Qualcosa in più succede nella ripresa, che i bianchi giocano senza mister (Buglio è stato espulso al 44′ per proteste), ma con un po’ più di verve. Prima occasione al 6′, con Lamorte che in spaccata devia sopra la traversa un calcio d’angolo di Anania. L’azione di fatto è un preludio al gol, che arriva all’8′, quando Cerutti, per la prima volta nella sua partita, sprinta sulla sinistra, e giunto sul fondo tocca rasoterra all’indietro verso il centro dell’area, dove il centrale Iannelli, che ha seguito l’azione, di piatto destro incrocia alle spalle di Gaudio Pucci. La reazione della Pro Settimo è quasi impalpabile: i torinesi premono, ma riescono ad arrivare al tiro solo una volta, al 25′, con Parisi che calcia alto dal limite, e nel finale subiscono anche il gol del 2-0, al termine di una azione tanto prolungata quanto concitata dei bianchi: tutto parte da un corner di Anania, la palla arriva a Cleur che la smista su Cesca, il quale appena dentro l’area calcia a rete: tiro deviato da un difensore, con sfera che schizza sulla destra sui piedi di Lamorte, che da posizione defilata tenta un tiro-cross forte e teso che taglia tutto lo specchio della porta e incoccia nella deviazione di Migliavacca che sul palo opposto, pressato da un difensore, riesce a insaccare, mettendo al sicuro il risultato.

ACQUI-PRO SETTIMO 2-0
Reti: st 8′ Iannelli, 40′ Migliavacca
Acqui (4-4-2): Scaffia 6; Benabid 6.5, Lamorte 6, Iannelli 6.5, Giambarresi 6; Cleur 6 (44′ st Castelnovo ng), Genocchio 6.5, Anania 6, Cerutti 6 (21′ st Mondo 6); Arasa 5 (1’stMigliavacca 6.5), Cesca 6. A disp.: Zarri, De Biase, Morina, Anibri, Delafuente, Zefi. All.: Buglio
Pro Settimo (4-3-3): Gaudio Pucci 6; Freda 5.5 (31’st Fiolo ng), Ignico 6, Balzo 6, Menon 5.5; Piotto 6, Niada 5.5 (17′ st Taraschi 6), Visciglia 6; Orofino 6.5, Parisi 5.5, Procaccio 5.5 (31’st Marangone ng). A disp.: Crovagna, Mosca, Pinzone, Sillano, Cane, Eyana. All.: Caricato
Arbitro: Lopriore di Foggia 5.5 (Savalla di Novara, Schiavon di Castelfranco Veneto)
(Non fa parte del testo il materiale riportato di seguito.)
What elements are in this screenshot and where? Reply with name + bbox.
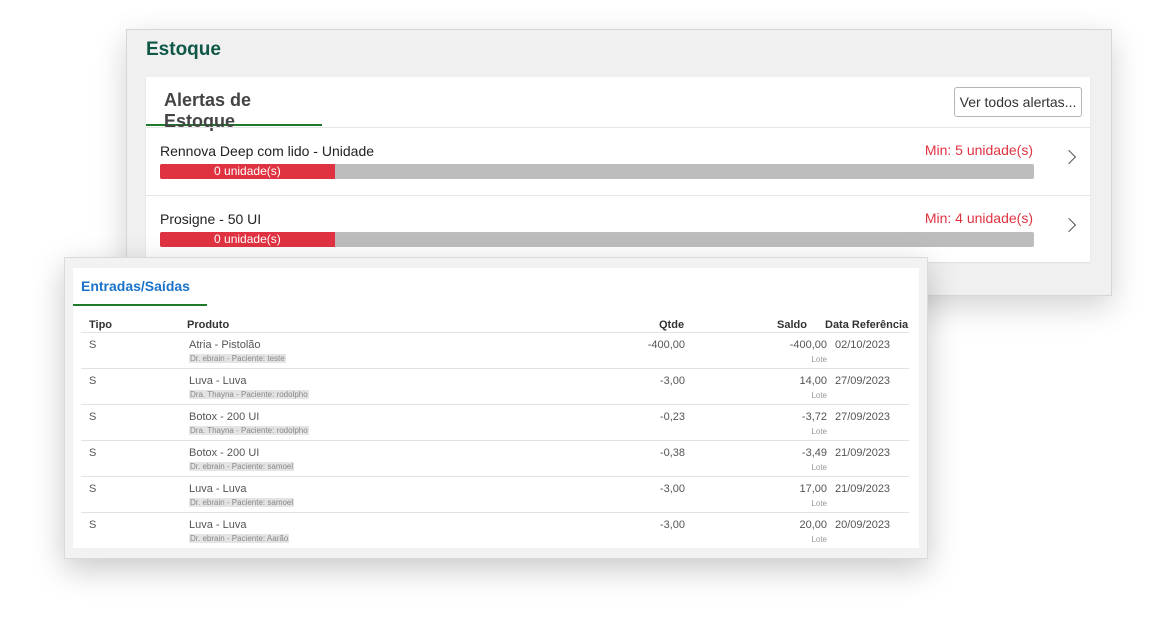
table-row[interactable]: S Luva - Luva Dra. Thayna - Paciente: rodo… bbox=[81, 368, 909, 405]
stock-level-bar: 0 unidade(s) bbox=[160, 164, 1034, 179]
table-row[interactable]: S Botox - 200 UI Dr. ebrain - Paciente: sa… bbox=[81, 440, 909, 477]
cell-data: 21/09/2023 bbox=[835, 447, 891, 459]
table-row[interactable]: S Luva - Luva Dr. ebrain - Paciente: samoe… bbox=[81, 476, 909, 513]
column-header-saldo: Saldo bbox=[777, 319, 807, 331]
cell-qtde: -3,00 bbox=[659, 375, 685, 387]
cell-produto: Luva - Luva bbox=[189, 483, 247, 495]
column-header-tipo: Tipo bbox=[89, 319, 113, 331]
cell-tipo: S bbox=[89, 339, 97, 351]
cell-tipo: S bbox=[89, 447, 97, 459]
cell-qtde: -400,00 bbox=[647, 339, 685, 351]
cell-qtde: -0,38 bbox=[659, 447, 685, 459]
alert-item[interactable]: Rennova Deep com lido - Unidade Min: 5 u… bbox=[146, 127, 1090, 196]
stock-panel: Estoque Alertas de Estoque Ver todos ale… bbox=[126, 29, 1112, 296]
cell-lote: Lote bbox=[811, 391, 827, 400]
cell-saldo: 14,00 bbox=[799, 375, 827, 387]
cell-qtde: -0,23 bbox=[659, 411, 685, 423]
chevron-right-icon[interactable] bbox=[1061, 217, 1077, 233]
cell-lote: Lote bbox=[811, 355, 827, 364]
cell-produto: Luva - Luva bbox=[189, 375, 247, 387]
cell-produto-detail: Dr. ebrain - Paciente: samoel bbox=[189, 462, 295, 471]
cell-saldo: -400,00 bbox=[789, 339, 827, 351]
table-row[interactable]: S Luva - Luva Dr. ebrain - Paciente: Aarão… bbox=[81, 512, 909, 549]
alert-product-name: Prosigne - 50 UI bbox=[160, 211, 262, 227]
cell-qtde: -3,00 bbox=[659, 483, 685, 495]
cell-lote: Lote bbox=[811, 427, 827, 436]
cell-lote: Lote bbox=[811, 463, 827, 472]
view-all-alerts-button[interactable]: Ver todos alertas... bbox=[954, 87, 1082, 117]
cell-data: 20/09/2023 bbox=[835, 519, 891, 531]
cell-produto-detail: Dr. ebrain - Paciente: Aarão bbox=[189, 534, 290, 543]
stock-level-bar: 0 unidade(s) bbox=[160, 232, 1034, 247]
cell-produto-detail: Dr. ebrain - Paciente: teste bbox=[189, 354, 286, 363]
cell-tipo: S bbox=[89, 411, 97, 423]
page-title: Estoque bbox=[146, 39, 221, 60]
stock-level-fill: 0 unidade(s) bbox=[160, 164, 335, 179]
tab-stock-alerts-label: Alertas de Estoque bbox=[164, 90, 252, 131]
cell-produto-detail: Dr. ebrain - Paciente: samoel bbox=[189, 498, 295, 507]
alert-item[interactable]: Prosigne - 50 UI Min: 4 unidade(s) 0 uni… bbox=[146, 195, 1090, 264]
cell-produto: Atria - Pistolão bbox=[189, 339, 261, 351]
tab-entries-exits[interactable]: Entradas/Saídas bbox=[73, 268, 207, 306]
stock-alerts-card: Alertas de Estoque Ver todos alertas... … bbox=[146, 77, 1090, 262]
cell-saldo: -3,72 bbox=[801, 411, 827, 423]
cell-data: 27/09/2023 bbox=[835, 375, 891, 387]
cell-tipo: S bbox=[89, 483, 97, 495]
alert-minimum: Min: 4 unidade(s) bbox=[924, 210, 1033, 226]
cell-produto: Botox - 200 UI bbox=[189, 411, 260, 423]
alert-minimum: Min: 5 unidade(s) bbox=[924, 142, 1033, 158]
tab-stock-alerts[interactable]: Alertas de Estoque bbox=[146, 77, 322, 131]
tab-entries-exits-label: Entradas/Saídas bbox=[81, 278, 190, 294]
column-header-produto: Produto bbox=[187, 319, 230, 331]
cell-saldo: 17,00 bbox=[799, 483, 827, 495]
cell-lote: Lote bbox=[811, 535, 827, 544]
cell-produto: Luva - Luva bbox=[189, 519, 247, 531]
alert-product-name: Rennova Deep com lido - Unidade bbox=[160, 143, 375, 159]
cell-tipo: S bbox=[89, 519, 97, 531]
cell-lote: Lote bbox=[811, 499, 827, 508]
cell-tipo: S bbox=[89, 375, 97, 387]
moves-panel: Entradas/Saídas Tipo Produto Qtde Saldo … bbox=[64, 257, 928, 559]
column-header-data: Data Referência bbox=[825, 319, 909, 331]
cell-data: 21/09/2023 bbox=[835, 483, 891, 495]
cell-produto-detail: Dra. Thayna - Paciente: rodolpho bbox=[189, 426, 309, 435]
chevron-right-icon[interactable] bbox=[1061, 149, 1077, 165]
table-row[interactable]: S Botox - 200 UI Dra. Thayna - Paciente: r… bbox=[81, 404, 909, 441]
cell-saldo: 20,00 bbox=[799, 519, 827, 531]
stock-level-fill: 0 unidade(s) bbox=[160, 232, 335, 247]
cell-produto-detail: Dra. Thayna - Paciente: rodolpho bbox=[189, 390, 309, 399]
cell-data: 02/10/2023 bbox=[835, 339, 891, 351]
table-row[interactable]: S Atria - Pistolão Dr. ebrain - Paciente: … bbox=[81, 332, 909, 369]
cell-saldo: -3,49 bbox=[801, 447, 827, 459]
column-header-qtde: Qtde bbox=[659, 319, 685, 331]
moves-card: Entradas/Saídas Tipo Produto Qtde Saldo … bbox=[73, 268, 919, 548]
cell-qtde: -3,00 bbox=[659, 519, 685, 531]
cell-data: 27/09/2023 bbox=[835, 411, 891, 423]
cell-produto: Botox - 200 UI bbox=[189, 447, 260, 459]
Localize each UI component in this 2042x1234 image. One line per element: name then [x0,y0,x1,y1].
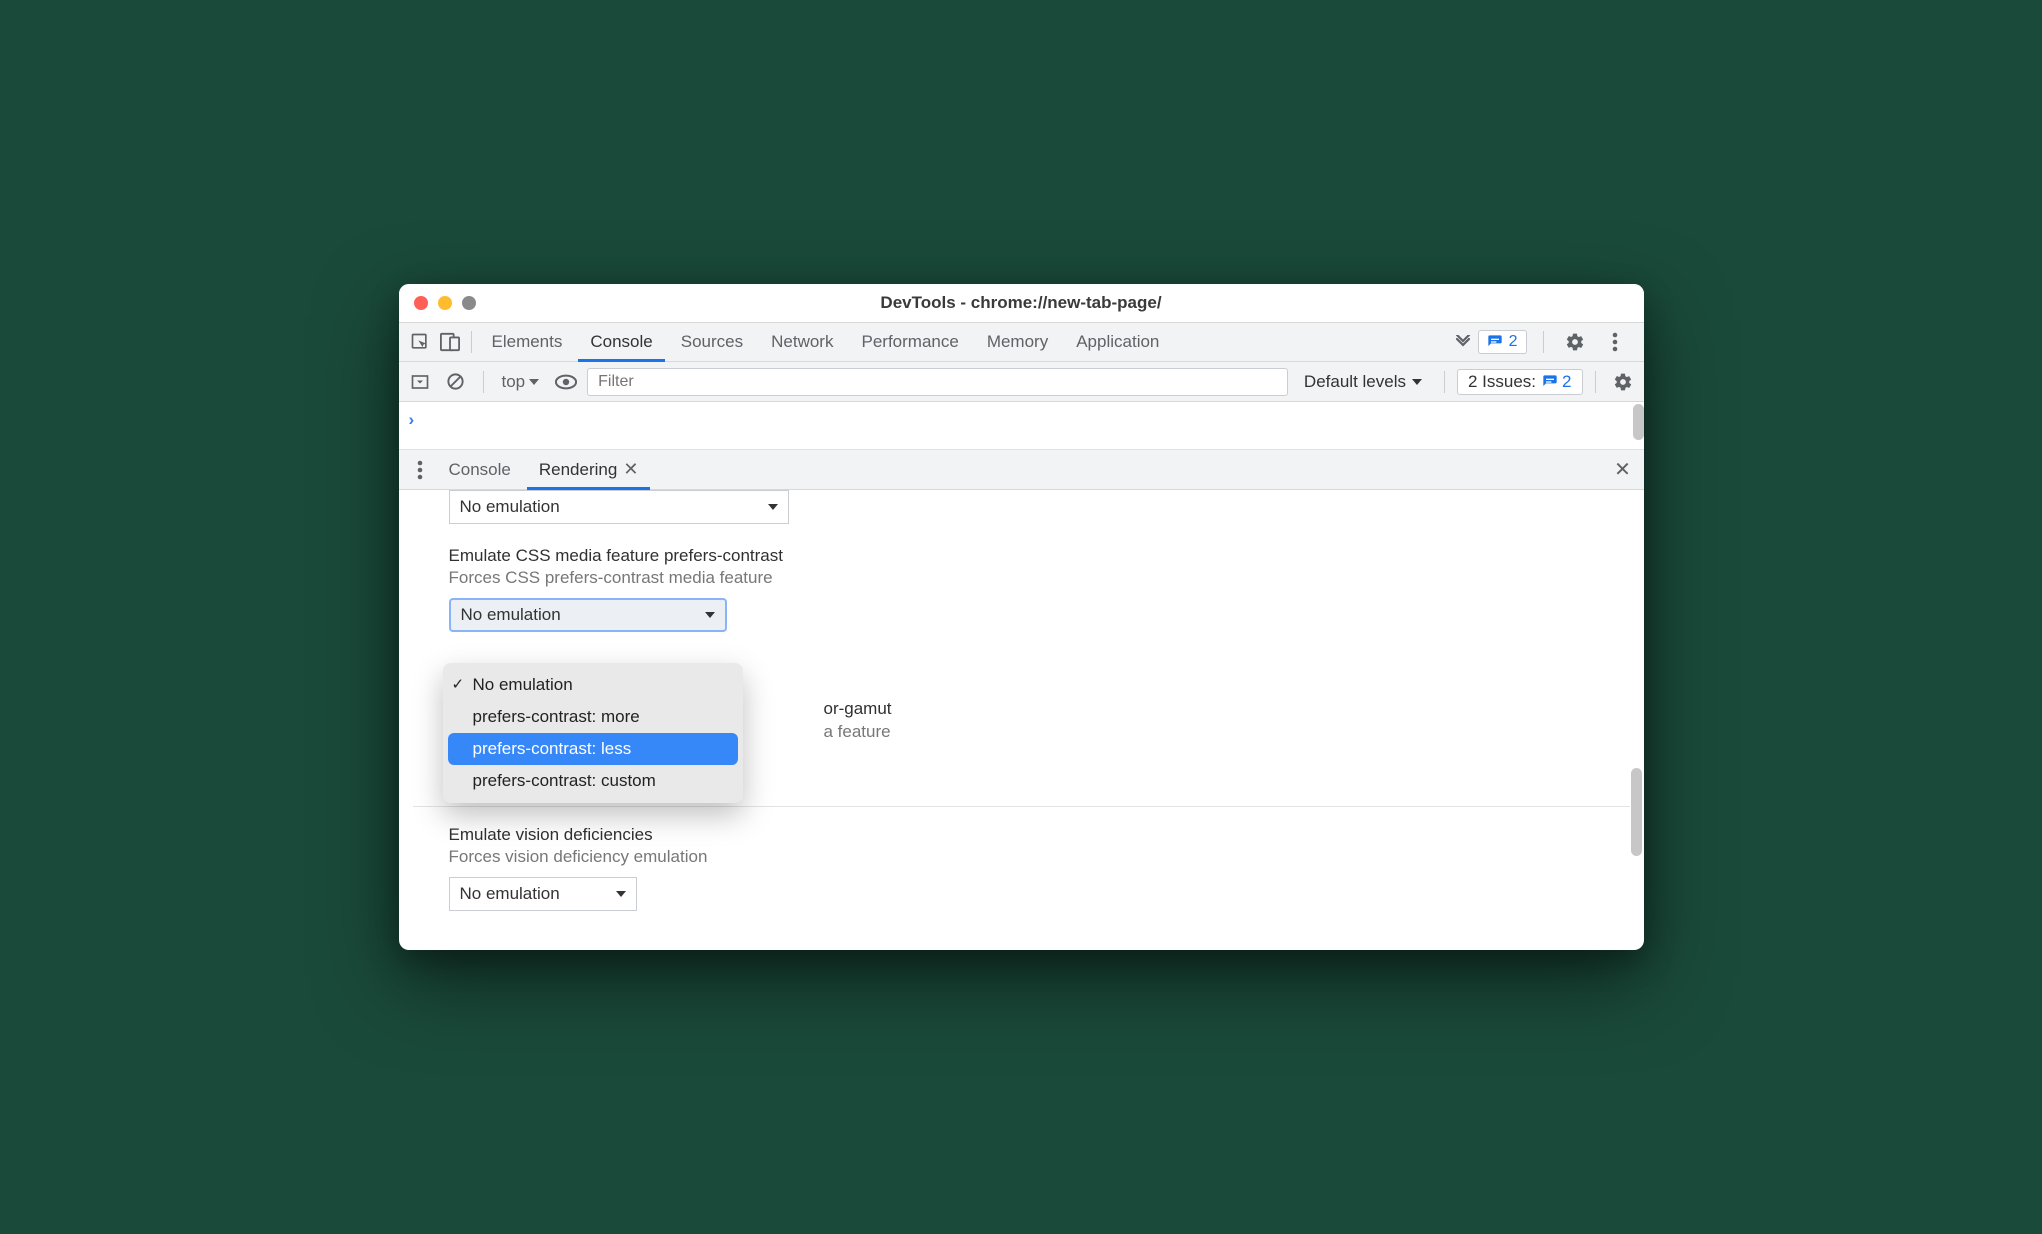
section-subtitle-fragment: a feature [824,722,891,742]
levels-label: Default levels [1304,372,1406,392]
tab-performance[interactable]: Performance [847,323,972,361]
devtools-window: DevTools - chrome://new-tab-page/ Elemen… [399,284,1644,950]
execution-context-selector[interactable]: top [496,372,546,392]
dropdown-option-more[interactable]: prefers-contrast: more [443,701,743,733]
option-label: No emulation [473,675,573,695]
chevron-down-icon [768,504,778,510]
kebab-menu-icon[interactable] [1600,327,1630,357]
select-value: No emulation [460,497,560,517]
separator [1543,331,1544,353]
console-toolbar: top Default levels 2 Issues: 2 [399,362,1644,402]
drawer-tab-rendering[interactable]: Rendering ✕ [525,450,653,489]
show-console-sidebar-icon[interactable] [405,367,435,397]
tab-memory[interactable]: Memory [973,323,1062,361]
chevron-down-icon [705,612,715,618]
drawer-tab-bar: Console Rendering ✕ ✕ [399,450,1644,490]
drawer-tab-list: Console Rendering ✕ [435,450,1608,489]
chevron-down-icon [529,379,539,385]
console-settings-icon[interactable] [1608,367,1638,397]
drawer-kebab-icon[interactable] [405,455,435,485]
divider [413,806,1630,807]
traffic-lights [399,296,476,310]
close-window-button[interactable] [414,296,428,310]
drawer-tab-console[interactable]: Console [435,450,525,489]
dropdown-option-less[interactable]: prefers-contrast: less [448,733,738,765]
select-prefers-contrast[interactable]: No emulation [449,598,727,632]
rendering-panel: No emulation Emulate CSS media feature p… [399,490,1644,950]
live-expression-icon[interactable] [551,367,581,397]
drawer-tab-rendering-label: Rendering [539,460,617,480]
maximize-window-button[interactable] [462,296,476,310]
section-title-fragment: or-gamut [824,699,892,719]
issues-link[interactable]: 2 Issues: 2 [1457,369,1583,395]
dropdown-option-no-emulation[interactable]: ✓ No emulation [443,669,743,701]
console-prompt-icon: › [409,410,415,430]
filter-input[interactable] [587,368,1288,396]
issues-badge-icon: 2 [1542,372,1571,392]
issues-count2: 2 [1562,372,1571,392]
section-title: Emulate CSS media feature prefers-contra… [449,546,1594,566]
option-label: prefers-contrast: more [473,707,640,727]
window-title: DevTools - chrome://new-tab-page/ [880,293,1161,313]
inspect-icon[interactable] [405,327,435,357]
context-label: top [502,372,526,392]
clear-console-icon[interactable] [441,367,471,397]
minimize-window-button[interactable] [438,296,452,310]
tab-elements[interactable]: Elements [478,323,577,361]
console-output-area[interactable]: › [399,402,1644,450]
select-generic-emulation[interactable]: No emulation [449,490,789,524]
separator [1595,371,1596,393]
tab-application[interactable]: Application [1062,323,1173,361]
section-title: Emulate vision deficiencies [449,825,1594,845]
prefers-contrast-dropdown: ✓ No emulation prefers-contrast: more pr… [443,663,743,803]
main-tab-list: Elements Console Sources Network Perform… [478,323,1448,361]
rendering-section-prefers-contrast: Emulate CSS media feature prefers-contra… [399,538,1644,646]
close-tab-icon[interactable]: ✕ [623,459,638,480]
option-label: prefers-contrast: less [473,739,632,759]
check-icon: ✓ [452,675,465,693]
section-subtitle: Forces vision deficiency emulation [449,847,1594,867]
scrollbar-thumb[interactable] [1633,404,1644,440]
device-toggle-icon[interactable] [435,327,465,357]
drawer-close-icon[interactable]: ✕ [1608,455,1638,485]
select-vision-deficiency[interactable]: No emulation [449,877,637,911]
log-levels-selector[interactable]: Default levels [1294,372,1432,392]
titlebar: DevTools - chrome://new-tab-page/ [399,284,1644,322]
tab-console[interactable]: Console [576,323,666,361]
separator [483,371,484,393]
scrollbar-thumb[interactable] [1631,768,1642,856]
rendering-section-top: No emulation [399,490,1644,538]
chevron-down-icon [1412,379,1422,385]
main-tab-right-tools: 2 [1478,327,1638,357]
option-label: prefers-contrast: custom [473,771,656,791]
tab-sources[interactable]: Sources [667,323,757,361]
separator [1444,371,1445,393]
more-tabs-icon[interactable] [1448,327,1478,357]
main-tab-bar: Elements Console Sources Network Perform… [399,322,1644,362]
select-value: No emulation [461,605,561,625]
issues-count: 2 [1509,333,1518,351]
chevron-down-icon [616,891,626,897]
settings-icon[interactable] [1560,327,1590,357]
dropdown-option-custom[interactable]: prefers-contrast: custom [443,765,743,797]
issues-text: 2 Issues: [1468,372,1536,392]
rendering-section-vision: Emulate vision deficiencies Forces visio… [399,817,1644,925]
separator [471,331,472,353]
tab-network[interactable]: Network [757,323,847,361]
section-subtitle: Forces CSS prefers-contrast media featur… [449,568,1594,588]
issues-indicator[interactable]: 2 [1478,330,1527,354]
select-value: No emulation [460,884,560,904]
Note: giornata grigia, terreno in buone condizioni. Prima della partita l’Acqui ha ricordato con un comunicato la figura di Willy Guala, giornalista acquese scomparso in settimana. Spettatori: 200 scarsi.
Ammoniti: Iannelli, Anania, Cesca, Visciglia.
Espulso al 44’pt Buglio per proteste. Angoli: 8-3 per la Pro Settimo. Recupero: pt 1′, st 4′.